Comparing crime from area to area is often done on #/standard population unit level, but the census data I found isn't easily applied to beats, and census data is going to be a bit squiffy when it comes to actual occupancy in areas not zoned for residences (i.e. lots of people work there during the day and a few people live there in their cars at night).

In [62]:
precinct = ["EAST", "NORTH", "SOUTH", "SOUTHWEST", "WEST", "UNKNOWN"]
sector = ["B", "C", "D", "E", "F", "G", "J", "K", "L", "M", "N", "O", "Q", "R", "S", "U", "W"]
beat = ["B1", "B2", "B3", "C1", "C2", "C3", "D1", "D2", "D3", "E1", "E2", "E3", "F1", "F2", "F3", "G1", "G2", "G3", "J1", "J2", "J3", "K1", "K2", "K3", "L1", "L2", "L3", "M1", "M2", "M3", "N1", "N2", "N3", "O1", "O2", "O3", "Q1", "Q2", "Q3", "R1", "R2", "R3", "S1", "S2", "S3", "U1", "U2", "U3", "W1", "W2", "W3"]

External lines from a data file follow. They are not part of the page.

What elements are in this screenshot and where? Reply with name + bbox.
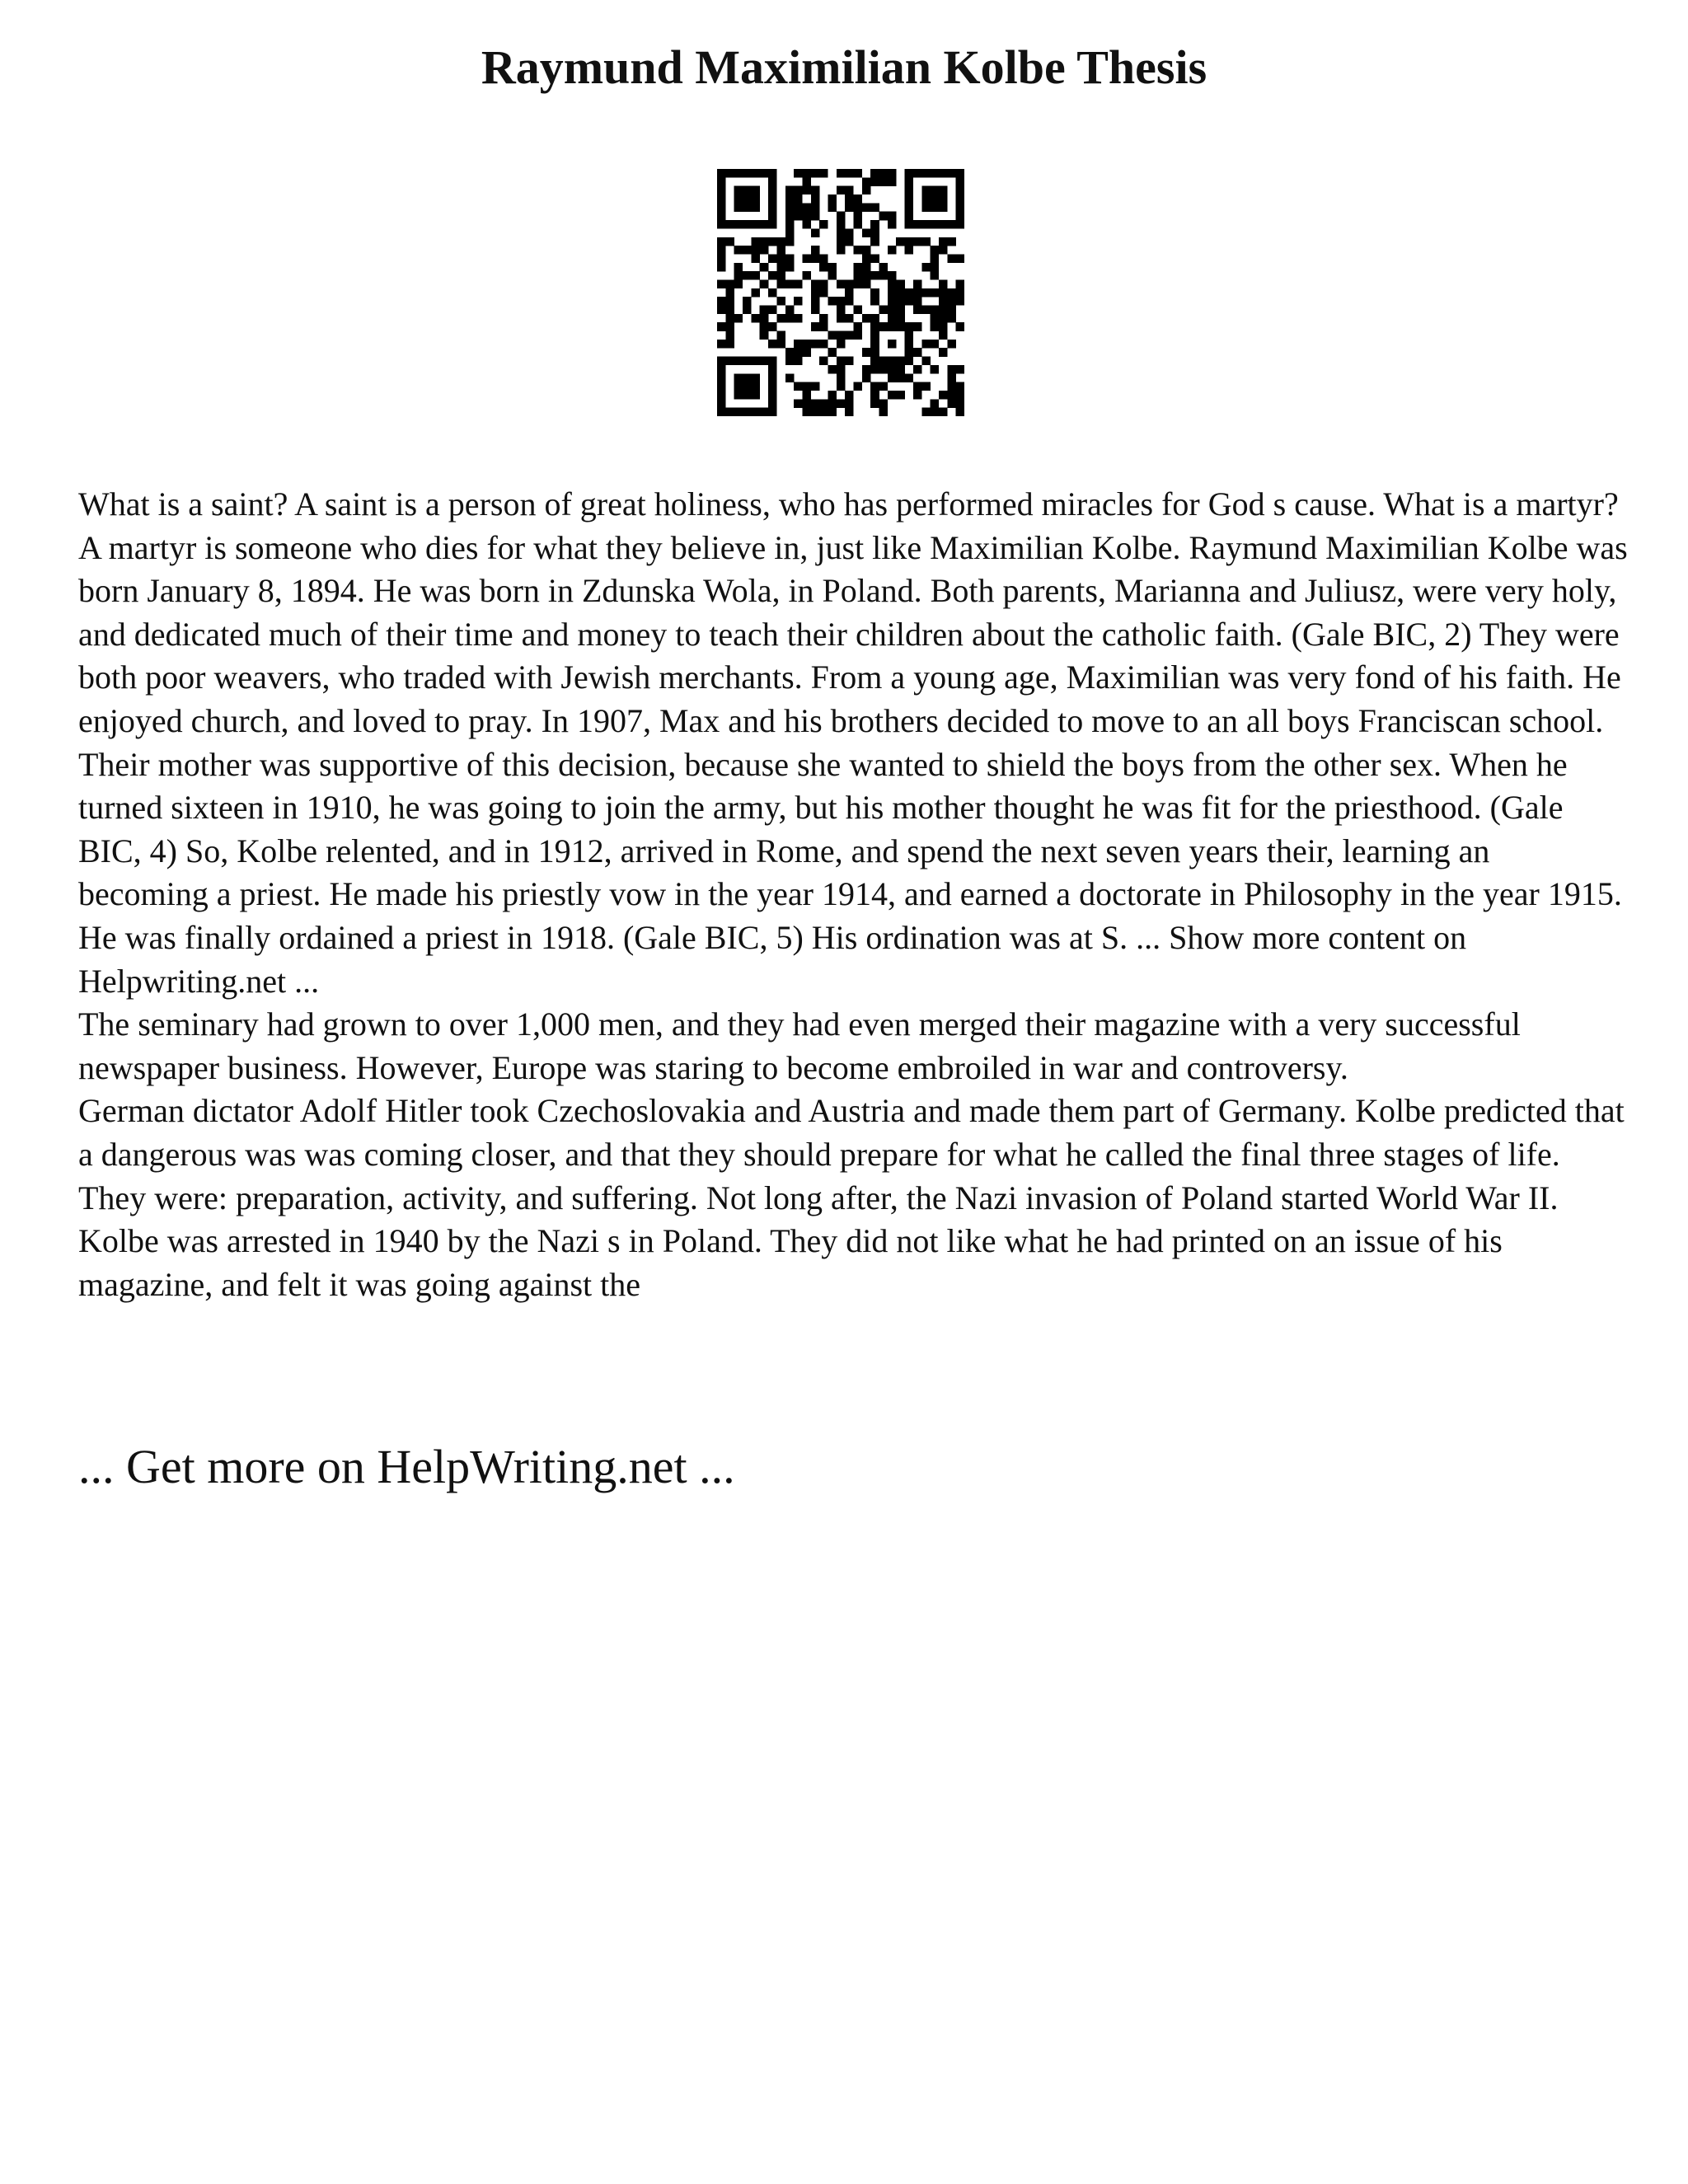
- qr-code-icon: [717, 169, 964, 416]
- get-more-link[interactable]: ... Get more on HelpWriting.net ...: [78, 1440, 735, 1493]
- paragraph: The seminary had grown to over 1,000 men, and they had even merged their magazine with a very successful newspaper business. However, Europe was staring to become embroiled in war and controversy.: [78, 1005, 1521, 1086]
- paragraph: German dictator Adolf Hitler took Czechoslovakia and Austria and made them part of Germany. Kolbe predicted that a dangerous was was coming closer, and that they should prepare for what he called the final three stages of life. They were: preparation, activity, and suffering. Not long after, the Nazi invasion of Poland started World War II. Kolbe was arrested in 1940 by the Nazi s in Poland. They did not like what he had printed on an issue of his magazine, and felt it was going against the: [78, 1092, 1625, 1303]
- page-title: Raymund Maximilian Kolbe Thesis: [481, 40, 1207, 94]
- paragraph: What is a saint? A saint is a person of great holiness, who has performed miracles for God s cause. What is a martyr? A martyr is someone who dies for what they believe in, just like Maximilian Kolbe. Raymund Maximilian Kolbe was born January 8, 1894. He was born in Zdunska Wola, in Poland. Both parents, Marianna and Juliusz, were very holy, and dedicated much of their time and money to teach their children about the catholic faith. (Gale BIC, 2) They were both poor weavers, who traded with Jewish merchants. From a young age, Maximilian was very fond of his faith. He enjoyed church, and loved to pray. In 1907, Max and his brothers decided to move to an all boys Franciscan school. Their mother was supportive of this decision, because she wanted to shield the boys from the other sex. When he turned sixteen in 1910, he was going to join the army, but his mother thought he was fit for the priesthood. (Gale BIC, 4) So, Kolbe relented, and in 1912, arrived in Rome, and spend the next seven years their, learning an becoming a priest. He made his priestly vow in the year 1914, and earned a doctorate in Philosophy in the year 1915. He was finally ordained a priest in 1918. (Gale BIC, 5) His ordination was at S. ... Show more content on Helpwriting.net ...: [78, 485, 1628, 1000]
- article-body: [78, 483, 1628, 1306]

#Using sum to get count of entries that fit given parameters by location (geo_flag)
#geo_flag manually set to beat here, but future plan is to allow user to choose at onset, with beat being default
geo_flag = beat
all_before = [sum((within_window["Occurred Date"] == "Before") & (within_window["Beat"] == entry)) for entry in geo_flag]
all_after = [sum((within_window["Occurred Date"] == "After") & (within_window["Beat"] == entry)) for entry in geo_flag]
all_percent = [(after-before)/(max(before, 1))*100 for before, after in zip(all_before, all_after)]
all_percent

[-6.914893617021277,
 -19.93127147766323,
 -21.824104234527688,
 16.93548387096774,
 11.818181818181818,
 5.454545454545454,
 3.6585365853658534,
 14.093959731543624,
 16.964285714285715,
 -10.650887573964498,
 -5.084745762711865,
 16.582914572864322,
 11.450381679389313,
 21.804511278195488,
 16.89189189189189,
 4.807692307692308,
 -6.382978723404255,
 18.27956989247312,
 -19.3717277486911,
 -39.166666666666664,
 -13.5,
 32.82051282051282,
 11.162790697674419,
 0.35714285714285715,
 -14.285714285714285,
 -17.78523489932886,
 -2.515723270440252,
 64.24870466321244,
 3.149606299212598,
 21.338912133891213,
 0.7407407407407408,
 -8.19672131147541,
 -12.650602409638553,
 45.78313253012048,
 -20.77922077922078,
 -8.13953488372093,
 31.147540983606557,
 -28.74015748031496,
 24.350649350649352,
 15.348837209302326,
 -4.9504950495049505,
 18.867924528301888,
 -20.28301886792453,
 -4.700854700854701,
 2.5974025974025974,
 -2.6119402985074625,
 10.619469026548673,
 40.28436018957346,
 6.8421052

However, there is going to be noise in the system. It may be helpful to look at if the percentage change in reports in that area is significantly different from the same data for all areas in that time period.

Of course, if the percentage change in crime is not statistically different for that area compared to other areas, hypotheses will tend to arise that propose the rise in crime is seen in specific types of crime. The data binning occurred at the creation of the subset to discourage users from flailing for changes that hit statistical significance by testing an excessive number of simultaneous hypotheses, though somebody with any proficiency in reading Python could readily delete that portion of the code.

That said, comparing the change in, for example, narcotics within the beat to the change in narcotics for all beats will thwart the worst of these instincts. "Noisy" crime types (those with relatively few reports where a single report can have an outsize effect on the percentage displayed) will be noisy across most if not all beats. The standard deviation of percentage change will therefore be large, and the likelihood of one beat falling outside three sigma by chance will remain small.